Le chiese raccontano la storia di una città perché, quando hanno la fortuna di resistere nel tempo, si propongono in automatico come testimoni della società in perenne evoluzione, sì talvolta con rallentamenti perfino quasi di calma piatta ma altre volte con accelerazioni perfino ipercinetiche, altre ancora con riposizionamenti dopo infauste regressioni: quelle generate dai traumi ingenerosi e anzi scellerati che nelle vicende degli uomini sono anche prevedibili e non li si sventano perché non si vuole, perché non si vogliono leggere “i segni dei tempi” né si vuole opporre la virtù, la prudenza o il coraggio e la sapienza alla tentazione e alla minaccia. 

La mente può galoppare, anche con le sue fascinazioni emotive e innocenti fantasie, meglio se con la guida ordinata di qualche libro, nei duemila anni di storia cristiana di Cagliari: dai primi secoli, quelli dei maestri iniziatori – Sant’Avendrace, poi San Lucifero? – e dei martiri d’esempio – Sant’Efisio e San Saturnino coevi? –, a quelli della immigrazione degli antiariani vescovi nordafricani custodi delle spoglie di Sant’Agostino, a quelli delle importazioni dei culti bizantini, e galoppando fra alto e basso medioevo, alle stagioni giudicali e pisane e poi aragonesi, con la novità mercedaria recata dei catalani ma anche con quella degli stili architettonici passati alle chiese, metti a Sant’Eulalia o San Giacomo, in definitivo superamento dell’abbondante romanico e del (nostro modesto) gotico… 




Attraversi quindi i due o trecento anni degli spagnoli unificati, che segnano pervasivamente la società della colonia feudale e di forme barocche e rococò le chiese – metti San Michele ma prima metti Sant’Agostino nuovo, però in perfetto stile classico – e profilano i governi diocesani affidati a presuli di radice anch’essi coloniale, non senza qualche cima culturale, come il benedettino Antonio Parraguez de Castilejo… tra riforma e controriforma. Raggiungi infine la riva savoiarda – coloniale anch’essa – e ti godi Sant’Anna stampacina rifatta sopra l’antica ed ammiri altri ritocchi e abbellimenti nella cattedrale di Santa Maria (la tela dell’Angeletti “Nozze di Santa Cecilia con San Valeriano”, la cappella di Sant’Eusebio, il San Saturnino del Lonis, l’altare del Crocifisso e la cappella di Santa Barbara con le sue sculture e quella stessa del Battistero…). Ti radichi, in conclusione di viaggio, negli assestamenti italiani, successivamente al 1847, all’estensione alla Sardegna della legislazione di terraferma e quindi dello statuto albertino, seppur all’Isola questo costi la perdita d’una secolare (ma apparente, e giocata fra ottimati) titolarità autonomista.

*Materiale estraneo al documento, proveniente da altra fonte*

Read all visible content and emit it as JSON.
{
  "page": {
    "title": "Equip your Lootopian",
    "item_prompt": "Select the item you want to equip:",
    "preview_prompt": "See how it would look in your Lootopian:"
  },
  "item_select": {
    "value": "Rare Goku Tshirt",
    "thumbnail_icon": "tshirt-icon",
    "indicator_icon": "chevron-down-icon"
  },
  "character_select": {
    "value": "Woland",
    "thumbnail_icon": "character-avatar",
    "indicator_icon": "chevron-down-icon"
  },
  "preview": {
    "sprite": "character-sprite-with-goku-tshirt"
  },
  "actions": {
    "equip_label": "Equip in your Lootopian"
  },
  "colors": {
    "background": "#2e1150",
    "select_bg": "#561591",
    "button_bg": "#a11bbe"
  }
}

Nella storia religiosa (ed ecclesiale) cagliaritana

Storia civile e sociale e storia religiosa ed ecclesiastica in parallelo, impastate l’una nell’altra. Dopo i ripassi delle avventure degli ordini monastici medievali – i vittorini marsigliesi in testa (con le loro chiese romaniche in linea di mare) ma poi anche gli altri di derivazione benedettina – ballano i nomi di presuli come il Desquivel (quello degli scavi cimiteriali) ed il mercedario Machin (quello delle cento feste di precetto), come il Falletti (che fu anche viceré) e lo scolopio Delbecchi (il riordinatore dell’università), come il domenicano Melano (che tenne per i sardi e non per i piemontesi in “sa die”) e il Cadello (fatto perfino cardinale di SRC) ecc. Essi risalgono i secoli, appaiono simboli o sintesi di intere epoche (si pensi al della Cabra e alla pestilenza del XVII sec.) ma sono anche autorità che indirizzano e dicono i loro sì ed i loro no di magistero spirituale e di governo canonico, dunque impegnando insieme le coscienze e le condotte civili. Non è poco.  

La cronotassi ce ne segnala, fino ai primi dell’Ottocento, qualcosa come centoventi, e di questi un buon quinto sono religiosi, fra domenicani e mercedari – in testa alla classifica – e conventuali e minori osservanti, agostiniani e benedettini, carmelitani e cistercensi e scolopi…  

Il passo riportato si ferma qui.